Rap et Bouddha… drôle de duo. Rares sont les adeptes du chanté-parlé à verser dans les mantras. On n’imagine mal ces apôtres de la culture urbaine faire le grand écart entre chroniques des bas-fonds de la société et Voie du Bouddha. Peu le savent, mais l’un de ces rois des « battles » (concours de joutes orales) a été un bouddhiste pratiquant, plus intéressé par le dénuement de Milarepa que les kilos de joaillerie de la scène gangsta rap. Adam Yauch, alias MCA, cofondateur du trio de hip hop Beastie Boys, a créé les premières passerelles entre ces deux mondes peu habitués à méditer ensemble, mariant flow frontal (la scansion dans le jargon rap) et couplets fraternels.

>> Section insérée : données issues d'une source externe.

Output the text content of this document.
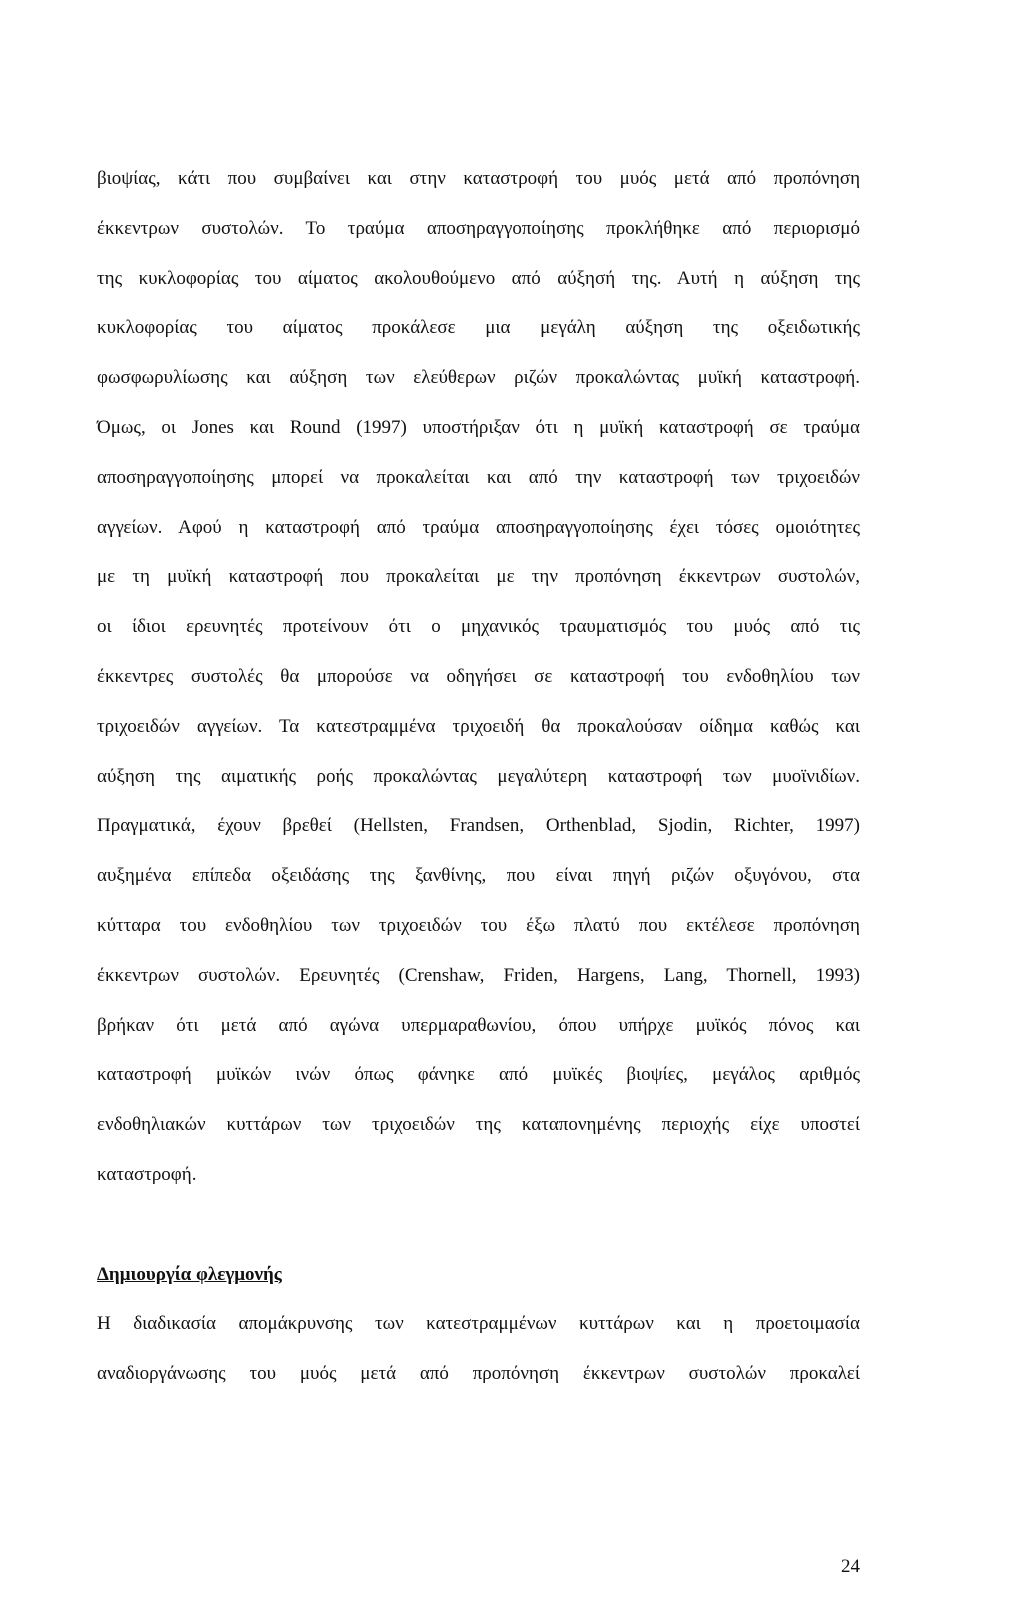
βιοψίας, κάτι που συμβαίνει και στην καταστροφή του μυός μετά από προπόνηση
έκκεντρων συστολών. Το τραύμα αποσηραγγοποίησης προκλήθηκε από περιορισμό
της κυκλοφορίας του αίματος ακολουθούμενο από αύξησή της. Αυτή η αύξηση της
κυκλοφορίας του αίματος προκάλεσε μια μεγάλη αύξηση της οξειδωτικής
φωσφωρυλίωσης και αύξηση των ελεύθερων ριζών προκαλώντας μυϊκή καταστροφή.
Όμως, οι Jones και Round (1997) υποστήριξαν ότι η μυϊκή καταστροφή σε τραύμα
αποσηραγγοποίησης μπορεί να προκαλείται και από την καταστροφή των τριχοειδών
αγγείων. Αφού η καταστροφή από τραύμα αποσηραγγοποίησης έχει τόσες ομοιότητες
με τη μυϊκή καταστροφή που προκαλείται με την προπόνηση έκκεντρων συστολών,
οι ίδιοι ερευνητές προτείνουν ότι ο μηχανικός τραυματισμός του μυός από τις
έκκεντρες συστολές θα μπορούσε να οδηγήσει σε καταστροφή του ενδοθηλίου των
τριχοειδών αγγείων. Τα κατεστραμμένα τριχοειδή θα προκαλούσαν οίδημα καθώς και
αύξηση της αιματικής ροής προκαλώντας μεγαλύτερη καταστροφή των μυοϊνιδίων.
Πραγματικά, έχουν βρεθεί (Hellsten, Frandsen, Orthenblad, Sjodin, Richter, 1997)
αυξημένα επίπεδα οξειδάσης της ξανθίνης, που είναι πηγή ριζών οξυγόνου, στα
κύτταρα του ενδοθηλίου των τριχοειδών του έξω πλατύ που εκτέλεσε προπόνηση
έκκεντρων συστολών. Ερευνητές (Crenshaw, Friden, Hargens, Lang, Thornell, 1993)
βρήκαν ότι μετά από αγώνα υπερμαραθωνίου, όπου υπήρχε μυϊκός πόνος και
καταστροφή μυϊκών ινών όπως φάνηκε από μυϊκές βιοψίες, μεγάλος αριθμός
ενδοθηλιακών κυττάρων των τριχοειδών της καταπονημένης περιοχής είχε υποστεί
καταστροφή.
Δημιουργία φλεγμονής
Η διαδικασία απομάκρυνσης των κατεστραμμένων κυττάρων και η προετοιμασία
αναδιοργάνωσης του μυός μετά από προπόνηση έκκεντρων συστολών προκαλεί
24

Flash-back : au tout début des années 80, MCA et ses acolytes Michael « Mike D » Diamond et Adam « Ad-Rock » Horowitz glandent royalement au pied de leurs blocs de Brooklyn. Pour passer le temps, ils taquinent les instruments et décident de monter leur propre groupe, au lieu de végéter sur les bancs du lycée. Les Beastie Boys voient le jour et vont bientôt révolutionner la scène hip hop new-yorkaise, avec leurs cocktails explosifs de punk rock et de hip hop. Les guitares cinglent et assomment via des riffs rentre-dedans, la basse tonne et le flow frappe plein fer, sans manière. La patte, ou plutôt la griffe, des trois kids ? Une plume caustique et espiègle plus que révoltée, des appels hédonistes, non nihilistes, une apologie du bazar. Vivre intensément, ici et maintenant, quitte à brûler la chandelle… Les trois Bestioles rêvent du grand soir, mais toutes les nuits et jusqu’au petit matin.

Les combats de B.B.

1980, les années freak. Tandis que la scène hip hop déroule la revanche des laissés-pour-compte du rêve américain, à grand renfort de voitures décapotables, chaînes et bagues en or et de « sisters » toujours plus dévêtues, les Beastie Boys appellent à la désobéissance parentale plus que civile. Ils ne rêvent pas de changer la société, ils veulent s’amuser. S’il est une chanson qui résume parfaitement leur discours, c’est bien leur tube « (You gotta) Fight for your Right (to Party !) », tiré de leur premier album Licensed to Ill, signé chez les prestigieux label Def Jam en 1986. Battez-vous pour votre droit à faire la fête, tout est dit dans le titre. Le clip met en scène une fête de teenagers qui dégénère en orgie, les invités mettant littéralement le feu à un petit appartement bourgeois. À mille lieues de la guerre du gangsta rap, qui oppose les clans des côtes Est et Ouest, se soldant dans un bain de sang, les Beatles Boys jouent les antihéros du hip hop, quelques décennies avant les Orelsan et Big Flo & Oli. Entre provocations récréatives et pastiches rap festives, les trublions de Brooklyn prennent leur distance avec les discours haineux et les partitions misogynes de leurs confrères du micro. Sages et sales gosses tout à la fois.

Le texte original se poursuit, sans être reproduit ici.